ZOSOpenTools / libiconvport

Apache License 2.0
0 stars 1 forks source link

Validate EBCDIC Latin-1 code pages (at a minimum) for accuracy #4

Closed MikeFultonDev closed 1 year ago

MikeFultonDev commented 1 year ago

1047 had (at least) one bug in it where 0x0a -> 0x25 instead of 0x15 (this is already patched locally)

MikeFultonDev commented 1 year ago

I created a test (compconv.sh) for this. The first problem hit is IBM-1047 to ISO8859-1:

cmp -l /tmp/zot.83891463.IBM-1047.txt /tmp/ibm.83891463.IBM-1047.txt
 21 205  12
 37  12 205

So code point 21 and code point 37 are being converted opposite from each other for the 2 'iconv' implementations.

MikeFultonDev commented 1 year ago

Note cmp prints out values 'in octal', but the offset is in decimal, so the first line says:

byte number 21 (in decimal) has octal value 205 in the 'zot' file and has octal value 12 in the IBM file

MikeFultonDev commented 1 year ago

I added a test for going the 'other' direction (ISO8859-1 to X). First problem hit for IBM-1047 is:

cmp -l /tmp/zot.67112607.IBM-1047.to.txt /tmp/ibm.67112607.IBM-1047.to.txt
133  25  45
MikeFultonDev commented 1 year ago

Note the linefeed and newline is also an issue (already patched but perhaps needs something more. See Java dynamic option https://www.ibm.com/support/pages/apar/IV21473 (thanks @IgorTodorovskiIBM )

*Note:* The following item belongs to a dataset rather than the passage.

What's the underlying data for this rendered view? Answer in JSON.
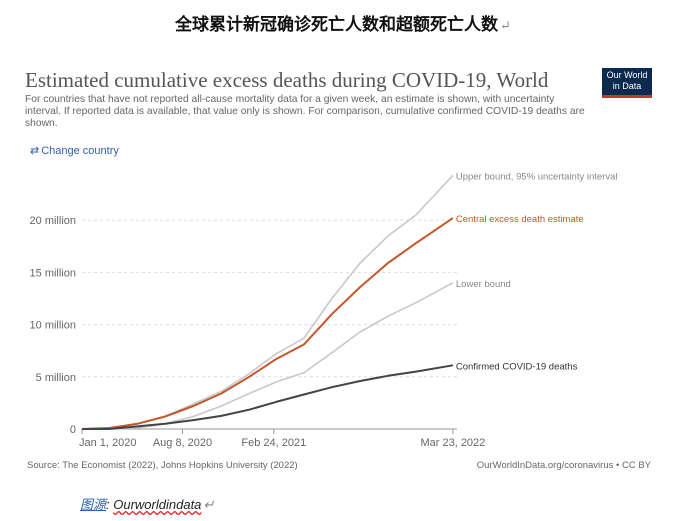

MikeFultonDev commented 1 year ago

From @ccw

image

MikeFultonDev commented 1 year ago

I switched to build from the dev line so that I could pick up a fix from Bruno Haible. We can now round-trip from ASCII to EBCDIC to ASCII and if we compare the z/OS Open Tools EBCDIC iconv translation to the IBM iconv translation, they are the same, BUT you have to specify the ICONV_EBCDIC_ZOS_UNIX environment variable to something (I chose 1). ICONV_EBCDIC_ZOS_UNIX is set in the .env for libiconv now so you will 'get it for free' This change is made via PR #11 so this is now fixed (there is also a roundtrip.sh script in the 'tests' directory to verify this conversion is being done correctly.

Note there is a bug when using iconv command under bash converting from non-ISO8859-1 to another code page (see #12).